Author: Jordan L. Hawk
Publisher: Self Published
Cover Artist: Lou Harper
Rating: 4.5 of 5 Stars
Publication Date: 08/05/2016
Length: Novel (~ 50K-100K)
Genre: Action/Adventure, Fiction, Gay, Gay Fiction, Historical, Horror, Paranormal
When Griffin’s past collides with his present, will it cost the lives of everyone he loves?
Between the threat of a world-ending invasion from the Outside and unwelcome revelations about his own nature, Percival Endicott Whyborne is under a great deal of strain. His husband, Griffin Flaherty, wants to help—but how can he, when Whyborne won’t tell him what’s wrong?
When a man from Griffin’s past murders a sorcerer, the situation grows even more dire. Once a simple farmer from Griffin’s hometown of Fallow, the assassin now bears a terrifying magical corruption, one whose nature even Whyborne can’t explain.
To keep Griffin’s estranged mother safe, they must travel to a dying town in Kansas. But as drought withers the crops of Fallow, a sinister cult sinks its roots deep into the arid soil. And if the cult’s foul harvest isn’t stopped in time, Fallow will be only the first city to fall.
Fallow is the eighth book in the Whyborne & Griffin series, where magic, mystery, and m/m romance collide with Victorian era America.
The wind strengthened from over the ocean, coiling around the slender figure standing atop a craggy rock. She might have been some barbaric sea goddess, dressed in nothing but golden jewelry and a skirt of knotted seaweed. Dark swirls marked her pearlescent skin like war paint, and the stinging tendrils of her hair writhed as the autumnal breeze grew into a gale.
My first though? Woohoo, Persephone! After that? Wow, what an opening paragraph! And what immediately follows? Hahaha, you’ll want to read to find out, but I will say typical Whyborne.

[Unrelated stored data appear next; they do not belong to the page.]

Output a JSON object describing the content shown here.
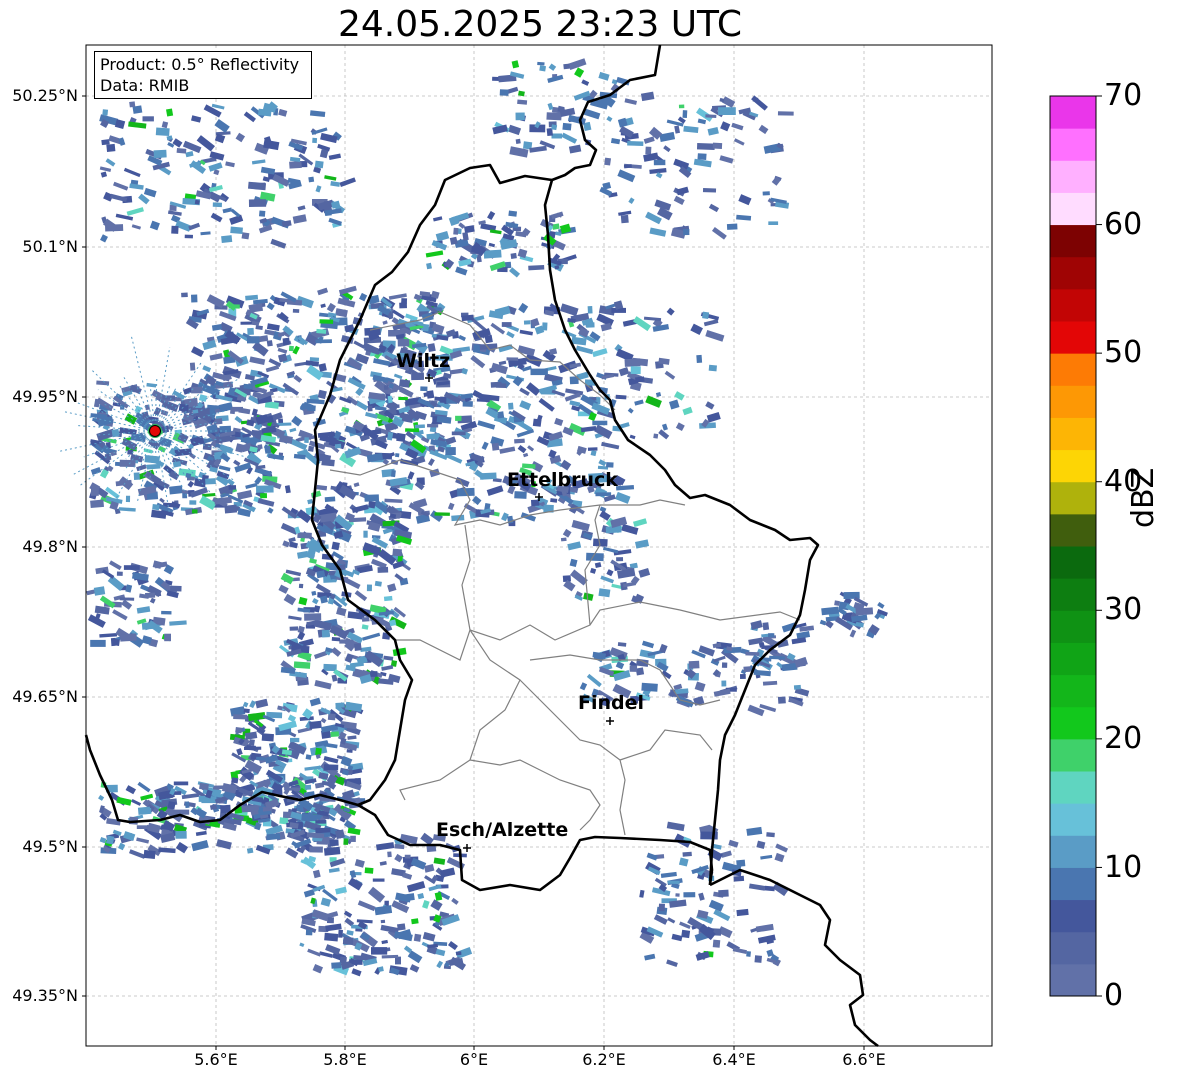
{
  "title": "24.05.2025 23:23 UTC",
  "info": {
    "product": "Product: 0.5° Reflectivity",
    "data": "Data: RMIB"
  },
  "lat_labels": [
    "50.25°N",
    "50.1°N",
    "49.95°N",
    "49.8°N",
    "49.65°N",
    "49.5°N",
    "49.35°N"
  ],
  "lon_labels": [
    "5.6°E",
    "5.8°E",
    "6°E",
    "6.2°E",
    "6.4°E",
    "6.6°E"
  ],
  "cities": {
    "wiltz": "Wiltz",
    "ettelbruck": "Ettelbruck",
    "findel": "Findel",
    "esch": "Esch/Alzette"
  },
  "colorbar": {
    "label": "dBZ",
    "ticks": [
      "0",
      "10",
      "20",
      "30",
      "40",
      "50",
      "60",
      "70"
    ],
    "colors": [
      "#6171a8",
      "#5466a2",
      "#44579c",
      "#4a76b0",
      "#5a9cc6",
      "#67c1d9",
      "#5fd5c0",
      "#3fd16a",
      "#12c81c",
      "#13b61a",
      "#10a416",
      "#0f9214",
      "#0d7e11",
      "#0b6a0e",
      "#405e0d",
      "#afb20c",
      "#fdd505",
      "#fdb505",
      "#fd9805",
      "#fd7b05",
      "#e30606",
      "#c20505",
      "#9f0404",
      "#7d0202",
      "#ffdcff",
      "#ffb0ff",
      "#ff70ff",
      "#ea36ea"
    ]
  },
  "map_data": {
    "radar_site": "red-marker",
    "accent_colors": {
      "border": "#000000",
      "cantons": "#808080",
      "grid": "#bbbbbb"
    }
  }
}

I’m just going to get this out of the way right now: I try hard not to go overboard with the squee in my reviews when I absoposilutely love a book because that isn’t all that helpful to most people trying to decide if they want to read it or not. But sometimes? Every once in awhile, ya gotta frackin’ let the squee loose. I’ve loved this series from book one, Widdershins, and these characters are some of my all time favorites, ones that I find joy and comfort and excitement in spending time with them. Every time. No joke. Including this one.

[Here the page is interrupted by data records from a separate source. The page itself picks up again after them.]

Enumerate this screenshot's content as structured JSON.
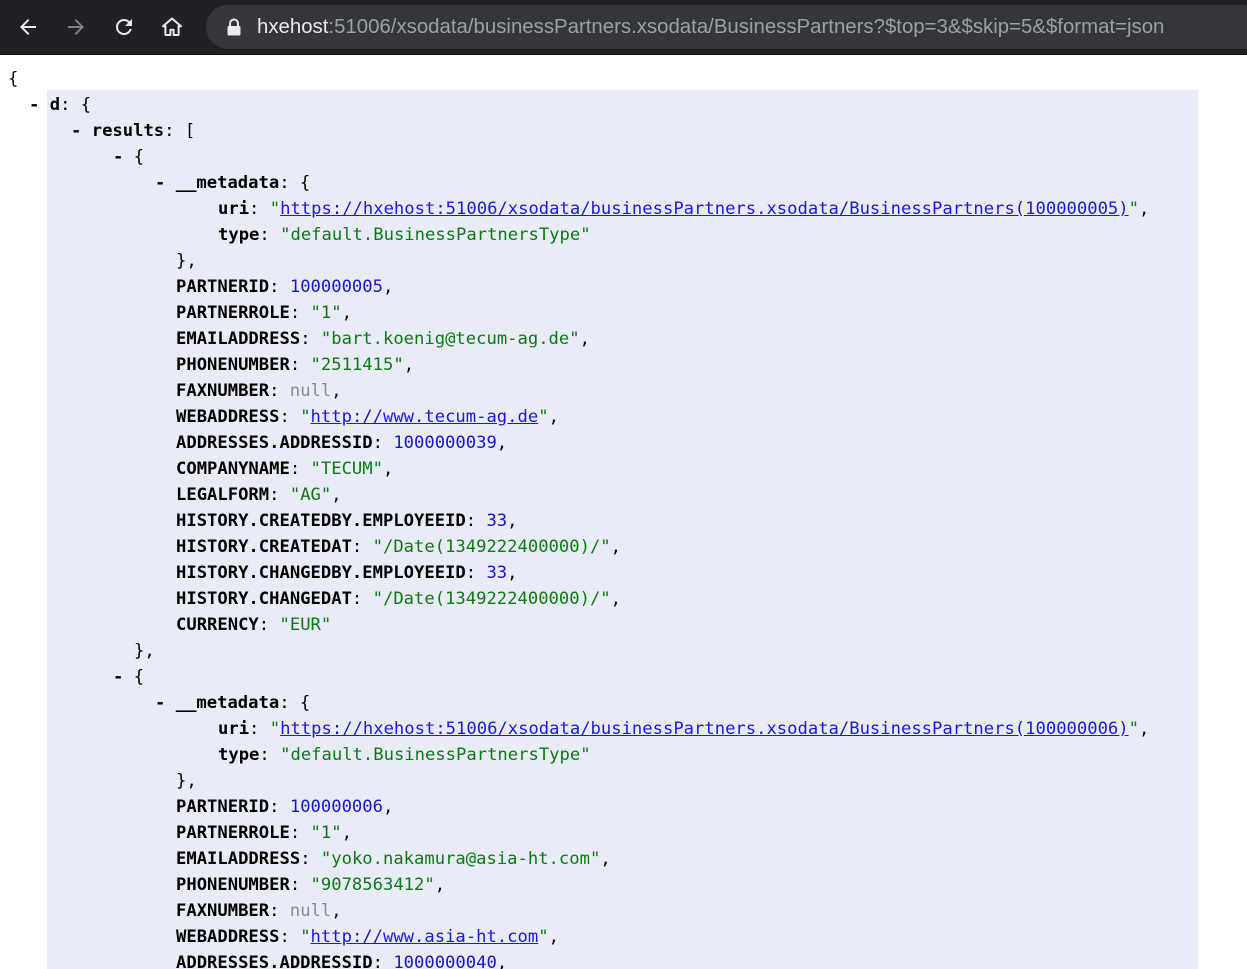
{
  "browser": {
    "url_host": "hxehost",
    "url_rest": ":51006/xsodata/businessPartners.xsodata/BusinessPartners?$top=3&$skip=5&$format=json"
  },
  "json": {
    "open_brace": "{",
    "toggle": "-",
    "d_key": "d",
    "results_key": "results",
    "metadata_key": "__metadata",
    "uri_key": "uri",
    "type_key": "type",
    "partnerid_key": "PARTNERID",
    "partnerrole_key": "PARTNERROLE",
    "email_key": "EMAILADDRESS",
    "phone_key": "PHONENUMBER",
    "fax_key": "FAXNUMBER",
    "web_key": "WEBADDRESS",
    "addressid_key": "ADDRESSES.ADDRESSID",
    "company_key": "COMPANYNAME",
    "legalform_key": "LEGALFORM",
    "createdby_key": "HISTORY.CREATEDBY.EMPLOYEEID",
    "createdat_key": "HISTORY.CREATEDAT",
    "changedby_key": "HISTORY.CHANGEDBY.EMPLOYEEID",
    "changedat_key": "HISTORY.CHANGEDAT",
    "currency_key": "CURRENCY",
    "records": [
      {
        "uri": "https://hxehost:51006/xsodata/businessPartners.xsodata/BusinessPartners(100000005)",
        "type": "default.BusinessPartnersType",
        "partnerid": "100000005",
        "partnerrole": "1",
        "email": "bart.koenig@tecum-ag.de",
        "phone": "2511415",
        "fax": "null",
        "web": "http://www.tecum-ag.de",
        "addressid": "1000000039",
        "company": "TECUM",
        "legalform": "AG",
        "createdby": "33",
        "createdat": "/Date(1349222400000)/",
        "changedby": "33",
        "changedat": "/Date(1349222400000)/",
        "currency": "EUR"
      },
      {
        "uri": "https://hxehost:51006/xsodata/businessPartners.xsodata/BusinessPartners(100000006)",
        "type": "default.BusinessPartnersType",
        "partnerid": "100000006",
        "partnerrole": "1",
        "email": "yoko.nakamura@asia-ht.com",
        "phone": "9078563412",
        "fax": "null",
        "web": "http://www.asia-ht.com",
        "addressid": "1000000040"
      }
    ]
  },
  "colors": {
    "toolbar_bg": "#202124",
    "omnibox_bg": "#35363a",
    "viewer_highlight": "#e9ebf7",
    "string": "#0a7b12",
    "number": "#1515d4",
    "null": "#8a8a8a",
    "link": "#1a1adc"
  }
}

Ok, now that I’ve gotten that out of the way, I’ll do my best to provide a review that might actually prove useful.
Oh, Ival and Grif, surely you’ve by now learned that keeping things from each other in order to “spare” or “protect” one another never works. When will you learn? How many lessons do you require? I groaned a bit when this appeared to be the case, a carry over from the last book and the events that took place then, the past summer in Widdershins. I feel like knocking their heads together. And they’re equally guilty of it. I know this because we get both their points of view in this tale. For real, though, this dual keeping of secrets threatens to undermine the truth of the incredible strength of their relationship. Luckily, and wonderfully, the dual POV is used to fantastic effect, creating mini cliffhangers at the end of many a chapter, causing my heart to race right along with the action.

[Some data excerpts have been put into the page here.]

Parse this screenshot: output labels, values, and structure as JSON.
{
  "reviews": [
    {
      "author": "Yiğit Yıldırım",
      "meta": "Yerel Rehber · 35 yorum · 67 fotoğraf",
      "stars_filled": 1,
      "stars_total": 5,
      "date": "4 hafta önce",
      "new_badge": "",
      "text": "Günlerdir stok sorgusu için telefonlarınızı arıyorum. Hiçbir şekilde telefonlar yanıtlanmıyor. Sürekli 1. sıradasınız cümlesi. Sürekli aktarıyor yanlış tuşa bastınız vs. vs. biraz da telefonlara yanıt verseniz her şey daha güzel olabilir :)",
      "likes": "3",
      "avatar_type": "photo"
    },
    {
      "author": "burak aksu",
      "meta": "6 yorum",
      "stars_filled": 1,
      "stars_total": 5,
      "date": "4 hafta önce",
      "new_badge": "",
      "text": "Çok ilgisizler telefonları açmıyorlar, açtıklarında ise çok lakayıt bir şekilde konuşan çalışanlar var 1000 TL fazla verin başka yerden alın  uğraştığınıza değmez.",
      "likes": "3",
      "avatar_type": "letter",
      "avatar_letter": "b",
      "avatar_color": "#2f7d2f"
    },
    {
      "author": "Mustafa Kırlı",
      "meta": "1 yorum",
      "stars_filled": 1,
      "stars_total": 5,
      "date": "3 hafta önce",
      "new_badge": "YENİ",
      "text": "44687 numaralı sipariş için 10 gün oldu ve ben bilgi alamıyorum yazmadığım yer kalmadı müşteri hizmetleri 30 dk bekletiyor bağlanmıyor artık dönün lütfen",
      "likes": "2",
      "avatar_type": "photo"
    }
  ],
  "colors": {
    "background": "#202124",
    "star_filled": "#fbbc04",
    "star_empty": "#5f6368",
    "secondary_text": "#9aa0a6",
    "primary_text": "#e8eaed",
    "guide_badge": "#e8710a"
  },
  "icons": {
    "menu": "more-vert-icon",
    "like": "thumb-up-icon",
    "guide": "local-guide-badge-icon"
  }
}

As is the norm in this series, Hawk lays on the creeptastic with the paranormal inclusions. Magic, maelstrom, shadowsight, and… well, you’ll find out.
Griffin’s voice is stronger than ever, which works out considering where most of this story takes place and the role he plays. It feels like Hawk has delved deeper into and understands him better than before. Most importantly his character’s narration is approaching parity with Whyborne’s and that makes for even smoother storytelling, complex emotion, and greater investment from me as I’m experiencing their lives. It also allows for more exploration and development of the relationship he and Ival have. Passionate, intelligent, stubborn, loyal, and still learning, they both are, and it’s awesome. It’s so cool to watch a writer’s progress continue, particularly into an eighth story in a series, and the benefits it bestows upon her characters. Brava.
Christine, also as usual, demonstrates that she is badass. She doesn’t hesitate to voice or carry out her plans when it comes to protecting these people she loves, this chosen family. These are true of all of them but she is often first in line to make it happen, whatever ‘it’ might be, no matter how dangerous or uncertain the situation. All four of these characters, these best friends, this chosen family – Whyborne, Griffin, Christine, and Iskander – show growth and solidity in their characters, matching their author’s writing. I will say, though, for as much as Iskander does in this story, I would love to see an even larger role for him, or rather more exploration of his story, how he came to be the person he is, how does it feel to be him during these crazy events, and being married to Christine. My inquiring mind wants to know.
Magic, adrenaline, humor, fear, love, gore, and many things coming full circle bring on the kind of symmetrical connections that then bring on the tears. At least they did for me.
”I see you,” I murmured, once he let me speak again. “And I love what I see. More than I would ever have thought possible.”
You’ll have to read in order to find out who is making such a beautiful proclamation. 😉
~ I also own a copy of this book.
I would like to thank the publisher for providing me with the eARC of this title in exchange for my honest opinion.